I'm confused about what happens when i change part of the key value of a map. For instance:

account a = new account(name = 'account name', website = 'www.testdomain.com');
map<account, string> someMap = new map <account, string>();
someMap.put(a, 'tra la li la');

Now let's change the website and see what happens.

a.website = 'www.salesforce.com';
system.debug('a: ' + a + '\n' + 'someMap: ' + someMap);
if(someMap.containsKey(a)){system.debug('key found' );}
else{system.debug('key isnt found');}

Debug result:
a: Account:{Name=acount name, Website=www.salesforce.com}
someMap: {Account:{Name=account name, Website=www.salesforce.com}=null}
Key isnt found

As i understand this, the account is passed by reference and therefore the website in the map has also changed. However, why does this change the string value to null? Also why doesn't the map contain the account key anymore, even though both the original account and the map key have both been changed in exactly the same way?

Now let's put in the same account once more:

someMap.put(a, 'tra la li la');
system.debug('a: ' + a);
system.debug'someMap: ' + someMap);
if(someMap.containsKey(a)){system.debug('key found' );}

Debug result: a: Account:{Name=account name, Website=www.salesforce.com}
someMap: {Account:{Name=account name, Website=www.salesforce.com}=tra la li la}
key found

Before, i was told the key value doesn't exist, but now when i add the account again, it overwrites the original key instead of adding an extra value. Why does it do that?

I find this behavior confusing. I'd like to understand the logic behind it.

1 Answer 1


Have a read of articles such as this Wikipedia Hash table article to learn about how buckets are used to speed up retrieval from maps.

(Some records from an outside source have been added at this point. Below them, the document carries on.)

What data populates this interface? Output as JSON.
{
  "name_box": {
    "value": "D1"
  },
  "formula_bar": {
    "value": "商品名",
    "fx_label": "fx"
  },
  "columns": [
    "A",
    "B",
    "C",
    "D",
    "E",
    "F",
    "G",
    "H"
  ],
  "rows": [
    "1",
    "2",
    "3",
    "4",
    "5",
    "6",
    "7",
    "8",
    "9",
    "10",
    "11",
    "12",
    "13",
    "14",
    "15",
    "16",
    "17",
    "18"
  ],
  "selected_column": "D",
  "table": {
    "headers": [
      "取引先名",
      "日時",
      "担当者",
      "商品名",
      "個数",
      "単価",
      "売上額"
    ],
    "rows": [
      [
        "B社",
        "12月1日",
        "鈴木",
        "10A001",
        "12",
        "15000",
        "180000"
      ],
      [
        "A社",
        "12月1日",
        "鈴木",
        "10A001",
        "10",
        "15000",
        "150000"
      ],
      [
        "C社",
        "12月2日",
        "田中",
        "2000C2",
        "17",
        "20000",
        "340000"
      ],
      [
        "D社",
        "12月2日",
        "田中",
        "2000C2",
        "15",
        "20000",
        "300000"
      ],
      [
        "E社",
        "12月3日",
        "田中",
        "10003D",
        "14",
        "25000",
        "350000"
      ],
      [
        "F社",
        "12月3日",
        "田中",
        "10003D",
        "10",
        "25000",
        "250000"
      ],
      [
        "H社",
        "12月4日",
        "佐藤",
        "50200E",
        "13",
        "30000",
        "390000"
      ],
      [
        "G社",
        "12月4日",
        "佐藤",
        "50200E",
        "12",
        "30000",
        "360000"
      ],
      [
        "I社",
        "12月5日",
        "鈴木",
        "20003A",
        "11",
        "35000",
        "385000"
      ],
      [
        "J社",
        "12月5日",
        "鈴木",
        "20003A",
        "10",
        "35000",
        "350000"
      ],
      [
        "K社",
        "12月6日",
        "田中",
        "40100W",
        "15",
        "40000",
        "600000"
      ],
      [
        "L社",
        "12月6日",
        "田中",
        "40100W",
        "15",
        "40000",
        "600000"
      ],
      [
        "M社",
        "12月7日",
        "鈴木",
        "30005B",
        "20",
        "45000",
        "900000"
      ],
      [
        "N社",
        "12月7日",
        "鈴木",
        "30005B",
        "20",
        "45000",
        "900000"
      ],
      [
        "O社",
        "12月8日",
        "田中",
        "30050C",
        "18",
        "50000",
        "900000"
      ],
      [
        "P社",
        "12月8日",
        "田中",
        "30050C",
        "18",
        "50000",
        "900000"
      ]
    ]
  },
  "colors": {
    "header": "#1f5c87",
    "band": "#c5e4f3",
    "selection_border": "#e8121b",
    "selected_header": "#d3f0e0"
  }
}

When the Account is first added to the map, its hashCode method returns a value that determines which bucket the key is allocated to. When you change one of the fields of the Account object, you change the value returned by the hashCode method and so very likely change the bucket that is looked in for the key value so it is no longer found, hence the null result.

Using an SObject as the map key is rarely a good choice because SObjects are often changed in code. (It's also potentially costly in CPU time as all the fields of the SObject have to be examined to generate the hash code and to check for equality.) If an SObject has an Id value defined use that as the key instead.

  • Thank you @Keith ! That was a wonderfully succinct explanation. I will be implementing your id as a key solution. I'll read the wikipedia article tomorrow; for now i still have some code to rewrite ;).